A) Describe briefly how a diffraction pattern is obtained on a screen due to a single narrow slit illuminated by a monochromatic source of light. Hence obtain the conditions for the angular width of secondary maxima and secondary minima.
B) Two wavelengths of sodium light $590nm$ and $596nm$ are used in turn to study the diffraction taking place at a single slit of aperture $2 \times {10^{ - 6}}m$ . The distance between the slit and the screen is $1.5m$ . Calculate the separation between the positions of the first maxima and the diffraction pattern obtained in the two cases.

Answer 1

Hint: The intensity of any point on the screen on which a light, passed through a slit, hits depends on the path difference between the waves arising from different parts of the wave-front at the slit. At the center, intensity will be the maximum.
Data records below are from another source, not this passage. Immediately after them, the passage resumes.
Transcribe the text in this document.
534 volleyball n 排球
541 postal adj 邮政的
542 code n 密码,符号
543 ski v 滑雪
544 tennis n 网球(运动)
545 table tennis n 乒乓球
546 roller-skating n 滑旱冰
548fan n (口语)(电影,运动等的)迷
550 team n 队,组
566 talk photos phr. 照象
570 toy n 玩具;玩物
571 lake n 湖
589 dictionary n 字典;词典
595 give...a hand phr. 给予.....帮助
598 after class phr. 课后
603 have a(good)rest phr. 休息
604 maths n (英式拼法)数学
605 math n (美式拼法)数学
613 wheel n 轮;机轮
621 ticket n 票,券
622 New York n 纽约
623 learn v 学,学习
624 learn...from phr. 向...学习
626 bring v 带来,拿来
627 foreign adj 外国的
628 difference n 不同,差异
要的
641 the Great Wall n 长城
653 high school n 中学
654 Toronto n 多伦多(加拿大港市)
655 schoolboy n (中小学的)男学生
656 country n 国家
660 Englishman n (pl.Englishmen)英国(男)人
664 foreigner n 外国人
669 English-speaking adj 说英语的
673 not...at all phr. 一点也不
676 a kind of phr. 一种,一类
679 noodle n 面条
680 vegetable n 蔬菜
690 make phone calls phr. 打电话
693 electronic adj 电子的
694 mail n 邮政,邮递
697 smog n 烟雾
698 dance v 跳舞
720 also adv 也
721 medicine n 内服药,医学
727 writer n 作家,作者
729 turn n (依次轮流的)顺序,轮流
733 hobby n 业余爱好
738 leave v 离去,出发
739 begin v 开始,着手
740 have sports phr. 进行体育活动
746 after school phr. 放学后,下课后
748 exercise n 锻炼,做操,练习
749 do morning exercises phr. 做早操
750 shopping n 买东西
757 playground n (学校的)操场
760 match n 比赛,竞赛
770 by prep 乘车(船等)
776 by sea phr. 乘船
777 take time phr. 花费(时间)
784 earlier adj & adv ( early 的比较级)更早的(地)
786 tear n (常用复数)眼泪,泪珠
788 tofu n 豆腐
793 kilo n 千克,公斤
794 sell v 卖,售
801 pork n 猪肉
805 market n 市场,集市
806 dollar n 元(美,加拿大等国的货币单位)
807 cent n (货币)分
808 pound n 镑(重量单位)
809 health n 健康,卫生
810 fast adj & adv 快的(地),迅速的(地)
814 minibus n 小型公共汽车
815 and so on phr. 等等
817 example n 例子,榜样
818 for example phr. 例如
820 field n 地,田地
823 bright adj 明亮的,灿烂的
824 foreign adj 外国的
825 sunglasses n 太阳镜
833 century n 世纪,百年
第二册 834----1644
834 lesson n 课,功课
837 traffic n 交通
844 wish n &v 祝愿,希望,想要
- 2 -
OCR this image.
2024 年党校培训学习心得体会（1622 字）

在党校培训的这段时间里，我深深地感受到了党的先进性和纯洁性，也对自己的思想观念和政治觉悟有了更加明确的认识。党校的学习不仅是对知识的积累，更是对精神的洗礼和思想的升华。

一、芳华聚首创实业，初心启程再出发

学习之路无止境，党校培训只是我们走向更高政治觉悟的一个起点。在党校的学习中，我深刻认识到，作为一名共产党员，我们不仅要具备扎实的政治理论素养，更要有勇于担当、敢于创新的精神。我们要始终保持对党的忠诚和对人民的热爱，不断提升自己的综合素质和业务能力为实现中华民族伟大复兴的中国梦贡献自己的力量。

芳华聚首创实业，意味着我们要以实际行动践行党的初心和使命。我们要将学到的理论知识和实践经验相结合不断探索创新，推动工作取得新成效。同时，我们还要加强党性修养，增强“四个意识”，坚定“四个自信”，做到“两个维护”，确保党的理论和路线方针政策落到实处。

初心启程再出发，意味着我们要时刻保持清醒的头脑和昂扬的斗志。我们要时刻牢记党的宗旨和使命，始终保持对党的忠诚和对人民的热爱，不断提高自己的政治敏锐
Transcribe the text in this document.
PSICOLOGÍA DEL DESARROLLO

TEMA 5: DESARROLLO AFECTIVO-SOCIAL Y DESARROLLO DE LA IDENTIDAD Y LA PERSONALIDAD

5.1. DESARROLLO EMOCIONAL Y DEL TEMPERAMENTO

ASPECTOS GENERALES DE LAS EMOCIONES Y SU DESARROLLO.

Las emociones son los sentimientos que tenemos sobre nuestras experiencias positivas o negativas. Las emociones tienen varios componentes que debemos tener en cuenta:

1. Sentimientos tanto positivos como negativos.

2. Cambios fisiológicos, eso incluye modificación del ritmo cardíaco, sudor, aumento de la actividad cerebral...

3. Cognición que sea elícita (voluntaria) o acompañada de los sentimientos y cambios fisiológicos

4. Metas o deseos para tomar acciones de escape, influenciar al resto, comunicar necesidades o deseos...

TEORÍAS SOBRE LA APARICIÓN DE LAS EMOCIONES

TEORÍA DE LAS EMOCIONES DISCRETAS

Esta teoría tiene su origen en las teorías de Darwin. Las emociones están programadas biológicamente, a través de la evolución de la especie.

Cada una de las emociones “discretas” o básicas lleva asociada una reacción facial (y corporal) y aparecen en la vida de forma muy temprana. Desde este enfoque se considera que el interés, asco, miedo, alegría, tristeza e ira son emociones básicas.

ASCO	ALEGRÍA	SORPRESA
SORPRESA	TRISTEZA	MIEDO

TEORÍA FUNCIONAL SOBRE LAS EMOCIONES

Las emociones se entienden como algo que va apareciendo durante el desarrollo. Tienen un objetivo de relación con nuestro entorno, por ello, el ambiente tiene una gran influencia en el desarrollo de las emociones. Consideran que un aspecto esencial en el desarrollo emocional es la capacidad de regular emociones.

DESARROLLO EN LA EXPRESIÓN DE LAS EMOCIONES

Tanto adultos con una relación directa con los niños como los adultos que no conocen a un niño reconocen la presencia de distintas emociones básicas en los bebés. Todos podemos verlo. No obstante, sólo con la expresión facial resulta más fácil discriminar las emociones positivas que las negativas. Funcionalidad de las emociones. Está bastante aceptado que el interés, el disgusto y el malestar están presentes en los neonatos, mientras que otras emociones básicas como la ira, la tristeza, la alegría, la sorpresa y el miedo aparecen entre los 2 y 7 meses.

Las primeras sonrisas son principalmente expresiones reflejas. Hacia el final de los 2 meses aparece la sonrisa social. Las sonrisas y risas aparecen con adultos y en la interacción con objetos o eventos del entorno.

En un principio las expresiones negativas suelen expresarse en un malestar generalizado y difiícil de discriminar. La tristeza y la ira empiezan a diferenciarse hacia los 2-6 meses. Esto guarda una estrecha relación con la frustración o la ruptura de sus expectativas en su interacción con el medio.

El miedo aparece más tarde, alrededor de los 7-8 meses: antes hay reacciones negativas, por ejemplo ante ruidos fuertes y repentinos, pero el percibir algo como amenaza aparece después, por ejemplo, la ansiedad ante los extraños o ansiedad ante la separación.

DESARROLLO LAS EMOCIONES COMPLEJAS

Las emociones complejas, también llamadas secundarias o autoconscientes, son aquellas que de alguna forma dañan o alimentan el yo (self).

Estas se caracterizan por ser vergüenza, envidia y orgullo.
Complete step by step solution:
A) We know, diffraction is the phenomenon of change in the direction of light around the sharp corners of an obstacle and spreading into the regions of geometrical shadow.

From the diagram, we can find the approximate path different and is given by, $BN = AB\sin \theta = a\sin \theta $
For the path difference, $Bn = n\lambda $ constructive interference, happens,
Then, $n\lambda = a\sin {\theta _n}$
$ \Rightarrow \dfrac{{n\lambda }}{a} = \sin {\theta _n}$
And this expression is called the ${n^{th}}$ Bright Fringe.
We know $\tan {\theta _n} = \dfrac{{{y_n}}}{D}$
But, the value of ${\theta _n}$ is lower, the value of $\tan {\theta _n}$ will be approximately equal to $\sin {\theta _n}$ ;
That is, $\sin {\theta _n} \approx \tan {\theta _n}$
 Substituting the values of both $\sin {\theta _n}$and$\tan {\theta _n}$ , we get,
\[\dfrac{{{y_n}}}{D} = \dfrac{{n\lambda }}{a}\]
\[ \Rightarrow {y_n} = \dfrac{{n\lambda D}}{a}\]
Width of the secondary maxima is given by the equation,
$\beta = {y_n} - {y_{n - 1}}$
$ = \dfrac{{nD\lambda }}{a} - \dfrac{{(n - 1)D\lambda }}{a}$
That is, $\beta = \dfrac{{\lambda D}}{a}$
Width of the secondary minima is given by the equation,
${\beta’} = \dfrac{{nD\lambda }}{a} - \dfrac{{(n - 1)D\lambda }}{a}$
That is, ${\beta’} = \dfrac{{\lambda D}}{a}$
Angular width is independent of n; therefore all secondary minima and maxima have the same width. At the central point c Angle is zero, and hence, all the parts of the slit are in phase. Because of this, at point C, intensity is maximum.

B) Let’s define all the data given in the question,
The given two wavelengths are
${\lambda _1} = 590nm$
${\lambda _2} = 596nm$
Slit of aperture$ = 2 \times {10^{ - 6}}m$.
The distance between the slit and the screen= $1.5m$
The linear separation between the first minima of the two wavelength on the screen will be equal to,
$\dfrac{{3({\lambda _2} - {\lambda _1})}}{a} \times D$
Therefore the separation will be equal to
$
   = \dfrac{{3(596 - 590)}}{{2 \times {{10}^{ - 6}}}} \times 1.5 \\
    \\ $
$ = 13.5 \times {10^{ - 3}}m$
$ = 13.5mm$
That is, separation between the positions of the first maxima and the diffraction pattern obtained in the two cases will be equal to $13.5mm$.

Note: When a monochromatic light is passed through a slit, the diffraction pattern is obtained on the screen placed to the light. In the centre, brightness will be higher and this portion is called the central maximum.